For 2008, rights-holders are making the greatest use of their Internet platforms thus far.
NBC Universal plans to offer more than 5,000 hours of Olympics programming through its NBCOlympics.com site; around 2,200 hours of that programming will be live, including 25 sports that will receive little to no coverage on air. And that doesn“t include the Spanish-language coverage being streamed by the Telemundo division of NBCU.
NBCU is powering its online coverage with Microsoft Silverlight 2, Redmond's answer to Adobe Flash. Silverlight is a cross-browser, cross-platform plug-in for media and Web applications.
For the Olympics, the Sliverlight platform allows NBCU to offer users a variety of playback customizations, including picture-in-picture and several layers of text and metadata overlays, such as statistics, athlete biographies and analysis. It is also implementing a social networking aspect that allows viewers to see what other people are watching.
In China itself, CCTV.com, the Internet division of the state-run China Central Television, is partnering with Sohu.com and PPS.TV to deliver on-demand and live streaming of the Games.

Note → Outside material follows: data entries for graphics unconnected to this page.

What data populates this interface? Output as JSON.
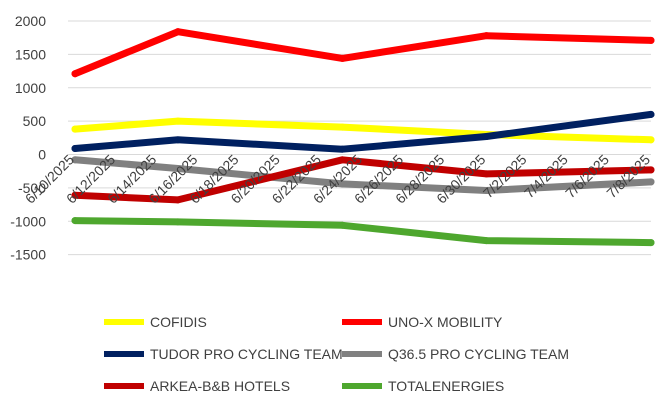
{
  "chart_data": {
    "type": "line",
    "title": "",
    "xlabel": "",
    "ylabel": "",
    "ylim": [
      -2000,
      2000
    ],
    "yticks": [
      2000,
      1500,
      1000,
      500,
      0,
      -500,
      -1000,
      -1500
    ],
    "ytick_labels": [
      "2000",
      "1500",
      "1000",
      "500",
      "0",
      "-500",
      "-1000",
      "-1500"
    ],
    "x_tick_labels": [
      "6/10/2025",
      "6/12/2025",
      "6/14/2025",
      "6/16/2025",
      "6/18/2025",
      "6/20/2025",
      "6/22/2025",
      "6/24/2025",
      "6/26/2025",
      "6/28/2025",
      "6/30/2025",
      "7/2/2025",
      "7/4/2025",
      "7/6/2025",
      "7/8/2025"
    ],
    "x": [
      "6/10/2025",
      "6/15/2025",
      "6/23/2025",
      "6/30/2025",
      "7/8/2025"
    ],
    "grid": "horizontal",
    "legend_position": "bottom",
    "series": [
      {
        "name": "COFIDIS",
        "color": "#ffff00",
        "values": [
          380,
          500,
          410,
          300,
          220
        ]
      },
      {
        "name": "UNO-X MOBILITY",
        "color": "#ff0000",
        "values": [
          1210,
          1840,
          1440,
          1780,
          1710
        ]
      },
      {
        "name": "TUDOR PRO CYCLING TEAM",
        "color": "#002060",
        "values": [
          90,
          220,
          80,
          270,
          600
        ]
      },
      {
        "name": "Q36.5 PRO CYCLING TEAM",
        "color": "#808080",
        "values": [
          -80,
          -210,
          -440,
          -540,
          -410
        ]
      },
      {
        "name": "ARKEA-B&B HOTELS",
        "color": "#c00000",
        "values": [
          -610,
          -680,
          -80,
          -290,
          -230
        ]
      },
      {
        "name": "TOTALENERGIES",
        "color": "#4ea72e",
        "values": [
          -990,
          -1010,
          -1060,
          -1290,
          -1320
        ]
      }
    ]
  }
}
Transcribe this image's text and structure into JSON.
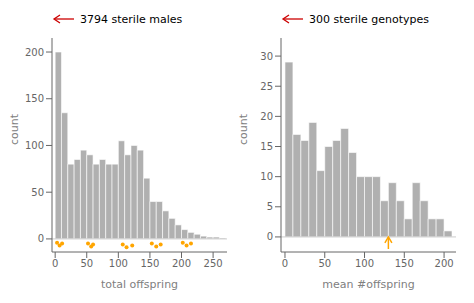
{
  "chart_data": [
    {
      "type": "histogram",
      "annotation": {
        "text": "3794 sterile males",
        "arrow_color": "#cc0000"
      },
      "xlabel": "total offspring",
      "ylabel": "count",
      "color": "#b0b0b0",
      "bins": [
        0,
        10,
        20,
        30,
        40,
        50,
        60,
        70,
        80,
        90,
        100,
        110,
        120,
        130,
        140,
        150,
        160,
        170,
        180,
        190,
        200,
        210,
        220,
        230,
        240,
        250,
        260,
        270
      ],
      "values": [
        200,
        135,
        80,
        85,
        95,
        90,
        80,
        85,
        80,
        80,
        105,
        90,
        100,
        95,
        65,
        40,
        40,
        30,
        22,
        15,
        10,
        7,
        5,
        3,
        2,
        2,
        1
      ],
      "xlim": [
        -5,
        272
      ],
      "ylim": [
        -14,
        215
      ],
      "xticks": [
        0,
        50,
        100,
        150,
        200,
        250
      ],
      "yticks": [
        0,
        50,
        100,
        150,
        200
      ],
      "points": {
        "x": [
          3,
          7,
          11,
          52,
          57,
          60,
          107,
          113,
          122,
          153,
          160,
          167,
          202,
          208,
          215
        ],
        "y": [
          -4,
          -7,
          -5,
          -5,
          -8,
          -6,
          -6,
          -9,
          -7,
          -5,
          -8,
          -6,
          -4,
          -7,
          -5
        ],
        "color": "#FFA500"
      }
    },
    {
      "type": "histogram",
      "annotation": {
        "text": "300 sterile genotypes",
        "arrow_color": "#cc0000"
      },
      "xlabel": "mean #offspring",
      "ylabel": "count",
      "color": "#b0b0b0",
      "bins": [
        0,
        10,
        20,
        30,
        40,
        50,
        60,
        70,
        80,
        90,
        100,
        110,
        120,
        130,
        140,
        150,
        160,
        170,
        180,
        190,
        200,
        210
      ],
      "values": [
        29,
        17,
        16,
        19,
        11,
        15,
        16,
        18,
        14,
        10,
        10,
        10,
        6,
        9,
        6,
        3,
        9,
        6,
        3,
        3,
        1
      ],
      "xlim": [
        -5,
        215
      ],
      "ylim": [
        -2.5,
        33
      ],
      "xticks": [
        0,
        50,
        100,
        150,
        200
      ],
      "yticks": [
        0,
        5,
        10,
        15,
        20,
        25,
        30
      ],
      "arrow": {
        "x": 130,
        "y_from": -2.0,
        "y_to": 0.0,
        "color": "#FFA500"
      }
    }
  ]
}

Throughout the Games, PPS.TV will simulcast CCTV broadcasts of Olympic matches to an estimated 100 million viewers via its proprietary media player software network.
Since late 2005, Sohu.com has been the Official Internet Content Service Sponsor of the Beijing Games, but it was recently that the inked an agreement with CCTV to offer live Webcasts of the Games.
Like NBCU, Sohu.com is using Silverlight to power its video coverage.
According to a press release announcing the agreement, Sohu.com plans to have a staff of more than 700 experts organizing pictures, videos, blogs, forums, etc., working during the Olympics.